TRADING on East African stock exchanges has been hit by the impact of the coronavirus pandemic to register low turnover and market capitalisation records in recently days.
The three exchange indices- Dar es Salaam Stock Exchange (DSE), Nairobi Securities Exchange (NSE) and Uganda Securities Exchange (USE)-started to show plunging sign at the beginning this month’s second week.
The exchanges also felt the contagious effect that spill-over form cross-listed stocks originated from NSE, the largest in the region.
The meltdown of NSE trading last Friday triggered a circuit breaker 30 minutes before the closing bell after investors’ panic following the announcement of the first coronavirus case in Kenya.
Report from Kenya shows that NSE total market capitalisation dropped by Ksh120 billion ($1.2bn) – one of the largest declines in a single day in the history of the bourse.
The value of all stocks closed at Ksh2.04 trillion, compared to Ksh2.16 trillion on Thursday. In Tanzania DSE All Share Index (DSEI) was not spared losing 67.32 points and closing the week at 1,988.62 points.
The total market capitalisation shredded 3.27per cent and closing the week at 16.51tri/-. Also trading on USE hit an alltime low recording a paltry Ush1.89 million in Thursday’s trading from only 10,700 shares.

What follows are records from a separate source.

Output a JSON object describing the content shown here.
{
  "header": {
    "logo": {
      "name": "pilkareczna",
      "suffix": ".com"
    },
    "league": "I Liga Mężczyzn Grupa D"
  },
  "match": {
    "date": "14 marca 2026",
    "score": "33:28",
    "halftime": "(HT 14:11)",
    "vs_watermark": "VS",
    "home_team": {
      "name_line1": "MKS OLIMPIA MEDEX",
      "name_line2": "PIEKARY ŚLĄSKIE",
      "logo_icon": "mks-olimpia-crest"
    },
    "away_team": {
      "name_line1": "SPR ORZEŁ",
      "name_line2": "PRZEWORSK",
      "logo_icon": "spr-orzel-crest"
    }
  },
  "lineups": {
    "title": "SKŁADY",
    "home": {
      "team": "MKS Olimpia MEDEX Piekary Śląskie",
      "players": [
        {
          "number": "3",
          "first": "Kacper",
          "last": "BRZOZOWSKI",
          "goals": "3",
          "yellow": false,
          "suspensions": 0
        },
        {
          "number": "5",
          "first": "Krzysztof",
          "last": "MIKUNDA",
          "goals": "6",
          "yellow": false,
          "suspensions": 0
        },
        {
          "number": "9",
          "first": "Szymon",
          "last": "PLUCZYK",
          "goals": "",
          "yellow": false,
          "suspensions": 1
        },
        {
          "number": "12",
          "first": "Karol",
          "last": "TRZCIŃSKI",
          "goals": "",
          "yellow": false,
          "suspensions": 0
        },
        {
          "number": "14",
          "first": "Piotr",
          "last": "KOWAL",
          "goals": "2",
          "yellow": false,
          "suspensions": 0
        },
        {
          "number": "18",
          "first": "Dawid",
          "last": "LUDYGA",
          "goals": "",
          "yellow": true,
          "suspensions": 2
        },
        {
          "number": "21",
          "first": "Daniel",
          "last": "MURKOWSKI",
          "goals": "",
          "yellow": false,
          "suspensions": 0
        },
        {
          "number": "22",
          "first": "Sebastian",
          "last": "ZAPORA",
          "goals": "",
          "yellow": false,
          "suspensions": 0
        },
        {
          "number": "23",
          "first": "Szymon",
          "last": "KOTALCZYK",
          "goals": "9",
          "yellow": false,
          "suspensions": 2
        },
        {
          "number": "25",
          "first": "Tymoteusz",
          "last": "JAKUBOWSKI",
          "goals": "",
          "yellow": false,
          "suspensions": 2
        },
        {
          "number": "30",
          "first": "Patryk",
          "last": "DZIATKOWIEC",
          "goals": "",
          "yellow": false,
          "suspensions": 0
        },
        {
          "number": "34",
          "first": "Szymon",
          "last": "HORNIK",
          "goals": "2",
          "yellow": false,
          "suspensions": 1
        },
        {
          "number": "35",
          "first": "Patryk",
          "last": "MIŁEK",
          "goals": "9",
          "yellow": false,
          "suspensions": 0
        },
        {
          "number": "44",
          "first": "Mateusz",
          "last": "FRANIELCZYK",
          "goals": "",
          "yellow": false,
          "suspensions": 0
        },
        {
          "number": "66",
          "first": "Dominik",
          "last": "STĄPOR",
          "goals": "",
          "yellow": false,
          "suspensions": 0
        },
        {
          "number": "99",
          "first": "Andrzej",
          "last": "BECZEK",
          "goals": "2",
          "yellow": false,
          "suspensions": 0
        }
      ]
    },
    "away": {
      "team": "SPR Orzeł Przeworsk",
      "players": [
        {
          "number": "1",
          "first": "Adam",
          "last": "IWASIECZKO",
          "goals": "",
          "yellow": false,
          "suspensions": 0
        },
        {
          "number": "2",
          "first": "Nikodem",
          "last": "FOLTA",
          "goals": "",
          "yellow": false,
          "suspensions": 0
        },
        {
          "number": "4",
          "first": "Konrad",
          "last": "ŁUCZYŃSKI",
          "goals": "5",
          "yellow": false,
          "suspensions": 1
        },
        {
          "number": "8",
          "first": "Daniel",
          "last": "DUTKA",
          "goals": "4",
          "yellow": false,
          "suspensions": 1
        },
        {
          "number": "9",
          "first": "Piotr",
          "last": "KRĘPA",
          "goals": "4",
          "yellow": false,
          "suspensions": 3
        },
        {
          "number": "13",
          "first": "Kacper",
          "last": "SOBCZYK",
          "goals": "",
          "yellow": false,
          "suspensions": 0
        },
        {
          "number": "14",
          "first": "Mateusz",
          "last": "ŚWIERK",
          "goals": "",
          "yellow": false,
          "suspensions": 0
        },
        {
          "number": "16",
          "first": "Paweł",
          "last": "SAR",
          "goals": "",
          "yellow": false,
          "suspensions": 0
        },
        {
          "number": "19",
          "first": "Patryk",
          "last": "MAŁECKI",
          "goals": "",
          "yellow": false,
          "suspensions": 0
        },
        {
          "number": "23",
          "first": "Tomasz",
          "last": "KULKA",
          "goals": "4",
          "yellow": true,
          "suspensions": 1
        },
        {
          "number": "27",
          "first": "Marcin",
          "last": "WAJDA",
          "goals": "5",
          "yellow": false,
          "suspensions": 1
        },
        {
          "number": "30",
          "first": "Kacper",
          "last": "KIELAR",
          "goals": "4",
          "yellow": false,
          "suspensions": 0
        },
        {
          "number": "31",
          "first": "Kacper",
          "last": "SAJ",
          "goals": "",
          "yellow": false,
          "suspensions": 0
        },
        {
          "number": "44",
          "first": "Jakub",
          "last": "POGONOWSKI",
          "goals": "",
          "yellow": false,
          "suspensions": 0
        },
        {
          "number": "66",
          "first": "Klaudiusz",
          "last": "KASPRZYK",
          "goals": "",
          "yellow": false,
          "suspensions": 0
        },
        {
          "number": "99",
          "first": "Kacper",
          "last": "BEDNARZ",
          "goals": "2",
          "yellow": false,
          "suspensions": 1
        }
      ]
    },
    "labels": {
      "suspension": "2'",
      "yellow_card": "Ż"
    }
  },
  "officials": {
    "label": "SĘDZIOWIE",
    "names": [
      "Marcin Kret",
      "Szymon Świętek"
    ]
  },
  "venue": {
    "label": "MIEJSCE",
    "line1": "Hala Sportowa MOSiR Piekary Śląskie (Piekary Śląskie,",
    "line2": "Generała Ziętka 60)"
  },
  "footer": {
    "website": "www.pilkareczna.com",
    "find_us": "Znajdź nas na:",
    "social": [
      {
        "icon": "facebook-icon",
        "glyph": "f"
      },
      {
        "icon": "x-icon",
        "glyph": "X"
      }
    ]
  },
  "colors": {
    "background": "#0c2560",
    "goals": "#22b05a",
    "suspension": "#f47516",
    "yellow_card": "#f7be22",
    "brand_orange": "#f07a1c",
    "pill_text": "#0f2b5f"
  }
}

Orbit Securities said DSEI was mainly affected after melting down cross listed firms due to panicky investors that caused NSE circuit breaker “On top of the decline of domestic counters, the DSEI retreat came from tanking cross listed counters as the Kenyan market melted, leading to a triggering of the market’s circuit breaker on Friday,” Orbit said in its weekly market synopsis on Tuesday.
The top cross listed loser to DSE was Kenya Airways which dropped by 20 per cent following cancellation of numerous flights as well as global scale down of travels due to attempts to contain the coronavirus.
The large caps, KCB Bank and East African Breweries both went down 8.93 per cent and 4.44 per cent respectively.
National Media Group lost 5.97 per cent while Jubilee Holdings and Uchumi Supermarket remained rigid.Orbit said “for a second week in a row, foreign investors’ participation into DSE was minimal due to uncertainties in the global financial markets thus investors parking funds in safe assets”.During the week, foreign investors participated on the buying side, while locals dominated the market with a participation rate of 97.8 per cent and 100per cent on the buying and sell side respectively.”